Le premier catalogue de Payette avait été publié en 1923. Il ne comptait que six pages. On trouvait de tout dans ce magasin,   du transformateur Hammond aux condensateurs Centralab et aux résistances Ohmite. Payette était aussi dépositaire des principales marques de radio en vogue à cette époque, E.F. Johnson, Hallicrafter, Drake, National, Eimac, CDR, Hi-gain. Quand un amateur avait décidé de construire ses appareils, que de voyages devait-il effectuer chez Pop Payette.
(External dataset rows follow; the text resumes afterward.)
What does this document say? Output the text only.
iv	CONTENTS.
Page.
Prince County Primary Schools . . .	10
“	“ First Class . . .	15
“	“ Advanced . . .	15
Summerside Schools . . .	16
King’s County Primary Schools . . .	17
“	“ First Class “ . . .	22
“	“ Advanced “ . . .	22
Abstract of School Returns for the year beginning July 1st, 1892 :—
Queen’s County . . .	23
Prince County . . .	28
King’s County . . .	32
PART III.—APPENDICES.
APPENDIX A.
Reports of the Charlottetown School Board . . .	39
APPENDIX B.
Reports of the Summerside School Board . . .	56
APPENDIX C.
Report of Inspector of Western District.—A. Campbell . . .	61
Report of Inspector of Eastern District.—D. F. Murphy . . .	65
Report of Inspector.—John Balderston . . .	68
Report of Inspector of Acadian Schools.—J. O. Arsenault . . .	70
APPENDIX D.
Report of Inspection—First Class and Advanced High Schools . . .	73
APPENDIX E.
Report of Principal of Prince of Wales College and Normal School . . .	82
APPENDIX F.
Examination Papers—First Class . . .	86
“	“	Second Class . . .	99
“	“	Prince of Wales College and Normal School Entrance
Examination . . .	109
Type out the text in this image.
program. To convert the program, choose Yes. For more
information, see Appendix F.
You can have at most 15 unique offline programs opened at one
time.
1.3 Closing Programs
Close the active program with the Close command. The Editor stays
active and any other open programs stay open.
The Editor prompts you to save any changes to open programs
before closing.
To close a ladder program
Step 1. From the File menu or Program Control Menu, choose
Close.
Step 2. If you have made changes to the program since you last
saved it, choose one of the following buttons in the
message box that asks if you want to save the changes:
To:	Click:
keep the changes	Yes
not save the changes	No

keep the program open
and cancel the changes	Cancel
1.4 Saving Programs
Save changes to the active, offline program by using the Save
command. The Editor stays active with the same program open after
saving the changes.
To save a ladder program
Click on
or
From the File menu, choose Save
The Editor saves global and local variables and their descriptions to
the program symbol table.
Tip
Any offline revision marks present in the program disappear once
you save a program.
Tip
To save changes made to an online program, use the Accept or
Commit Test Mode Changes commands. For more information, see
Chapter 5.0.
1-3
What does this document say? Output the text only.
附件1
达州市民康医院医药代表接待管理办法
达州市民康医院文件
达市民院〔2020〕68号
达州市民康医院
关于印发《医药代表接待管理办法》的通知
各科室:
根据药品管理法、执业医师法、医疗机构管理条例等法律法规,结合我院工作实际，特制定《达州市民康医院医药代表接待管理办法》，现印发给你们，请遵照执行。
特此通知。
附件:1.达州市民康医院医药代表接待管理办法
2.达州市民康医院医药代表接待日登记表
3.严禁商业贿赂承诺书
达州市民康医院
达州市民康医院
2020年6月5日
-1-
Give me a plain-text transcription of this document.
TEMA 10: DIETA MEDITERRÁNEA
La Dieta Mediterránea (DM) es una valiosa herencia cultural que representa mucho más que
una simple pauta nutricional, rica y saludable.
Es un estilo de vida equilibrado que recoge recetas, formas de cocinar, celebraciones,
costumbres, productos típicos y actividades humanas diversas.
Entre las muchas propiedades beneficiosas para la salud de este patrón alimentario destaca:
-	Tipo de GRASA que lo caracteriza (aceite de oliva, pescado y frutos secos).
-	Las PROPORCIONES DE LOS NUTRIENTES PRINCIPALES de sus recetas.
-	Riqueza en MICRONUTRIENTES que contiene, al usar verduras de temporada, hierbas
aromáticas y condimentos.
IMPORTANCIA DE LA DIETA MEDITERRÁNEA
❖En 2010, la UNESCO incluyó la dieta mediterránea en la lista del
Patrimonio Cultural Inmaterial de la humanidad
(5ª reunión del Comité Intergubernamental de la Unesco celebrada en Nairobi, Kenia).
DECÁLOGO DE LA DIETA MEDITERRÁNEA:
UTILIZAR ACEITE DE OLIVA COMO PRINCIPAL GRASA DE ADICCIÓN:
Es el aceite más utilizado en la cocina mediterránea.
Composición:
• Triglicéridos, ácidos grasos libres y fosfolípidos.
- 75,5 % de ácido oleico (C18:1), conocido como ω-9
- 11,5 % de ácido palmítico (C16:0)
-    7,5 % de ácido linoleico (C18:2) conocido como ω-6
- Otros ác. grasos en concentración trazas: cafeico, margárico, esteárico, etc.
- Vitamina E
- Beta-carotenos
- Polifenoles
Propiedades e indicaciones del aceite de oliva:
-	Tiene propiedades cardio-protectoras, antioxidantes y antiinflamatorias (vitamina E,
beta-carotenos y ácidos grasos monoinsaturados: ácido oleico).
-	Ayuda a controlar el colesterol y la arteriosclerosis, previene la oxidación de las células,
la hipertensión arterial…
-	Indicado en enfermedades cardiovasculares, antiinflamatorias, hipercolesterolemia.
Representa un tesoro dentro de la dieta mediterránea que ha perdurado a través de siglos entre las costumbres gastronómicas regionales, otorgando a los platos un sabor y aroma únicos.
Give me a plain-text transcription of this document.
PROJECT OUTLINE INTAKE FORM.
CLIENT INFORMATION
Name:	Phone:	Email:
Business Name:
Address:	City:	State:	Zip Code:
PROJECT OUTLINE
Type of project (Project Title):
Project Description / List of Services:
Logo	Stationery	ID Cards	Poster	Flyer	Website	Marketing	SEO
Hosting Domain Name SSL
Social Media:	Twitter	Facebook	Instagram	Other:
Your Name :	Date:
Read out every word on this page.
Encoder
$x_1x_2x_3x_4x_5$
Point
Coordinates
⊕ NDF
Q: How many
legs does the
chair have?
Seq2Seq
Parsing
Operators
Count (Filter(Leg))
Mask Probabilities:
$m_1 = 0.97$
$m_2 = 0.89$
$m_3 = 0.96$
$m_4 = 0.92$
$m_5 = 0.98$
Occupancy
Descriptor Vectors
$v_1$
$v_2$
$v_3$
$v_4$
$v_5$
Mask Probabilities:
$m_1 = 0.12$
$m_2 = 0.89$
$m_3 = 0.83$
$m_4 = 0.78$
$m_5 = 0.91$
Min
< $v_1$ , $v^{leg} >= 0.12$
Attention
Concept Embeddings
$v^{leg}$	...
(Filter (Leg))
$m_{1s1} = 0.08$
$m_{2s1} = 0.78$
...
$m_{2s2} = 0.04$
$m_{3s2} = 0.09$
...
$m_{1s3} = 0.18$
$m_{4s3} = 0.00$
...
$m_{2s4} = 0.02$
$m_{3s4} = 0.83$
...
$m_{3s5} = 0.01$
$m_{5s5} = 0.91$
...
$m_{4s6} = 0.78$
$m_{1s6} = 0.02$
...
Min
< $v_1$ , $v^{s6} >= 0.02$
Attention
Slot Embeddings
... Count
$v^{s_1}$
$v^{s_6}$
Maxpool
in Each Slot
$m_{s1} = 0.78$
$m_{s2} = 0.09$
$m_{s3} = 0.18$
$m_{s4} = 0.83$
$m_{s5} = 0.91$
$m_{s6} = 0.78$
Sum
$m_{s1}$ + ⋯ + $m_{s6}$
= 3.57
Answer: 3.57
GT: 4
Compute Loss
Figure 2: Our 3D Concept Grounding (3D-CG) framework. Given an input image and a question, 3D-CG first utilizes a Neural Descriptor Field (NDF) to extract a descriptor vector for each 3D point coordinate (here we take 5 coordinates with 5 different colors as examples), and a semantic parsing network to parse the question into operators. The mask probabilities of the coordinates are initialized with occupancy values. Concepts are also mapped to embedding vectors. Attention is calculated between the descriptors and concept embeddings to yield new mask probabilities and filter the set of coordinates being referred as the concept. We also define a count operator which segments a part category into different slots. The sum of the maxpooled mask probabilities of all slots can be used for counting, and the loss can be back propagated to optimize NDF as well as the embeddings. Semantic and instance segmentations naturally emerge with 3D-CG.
Quand j’étais jeune amateur, j’y allais à bicyclette à partir de Rosemont.

Construire son propre équipement devenait un défi en même temps qu’un objet de fierté. La première chose à faire quand on décidait de se mettre au travail c’était de décider quoi construire ou mieux, ce que nous avions les moyens de construire. Là était toute la différence. Les amateurs lisaient avidement les principales revues qui traitaient de la radio amateur. Ces revues étaient bien entendu toutes américaines. Il y avait QST, Ham Radio, CQ magasine, et dans les années 60 on vit apparaitre la revue 73 du controversé Wayne Greene, W1NSD, qui aimait se nommer en phonétique pas très internationales NEVER SAY DIE. Ces revues comportaient des articles de construction très intéressants et très bien documentés avec diagrammes, photos, liste de pièces. L’imagination du constructeur faisait le reste.

Une fois  la décision prise sur l’équipement à construire, il y avait la traditionnelle visite dans le junk box que tout bon amateur devait posséder dans un coin obscur de son schack, ou encore dans le junk box de ses amis.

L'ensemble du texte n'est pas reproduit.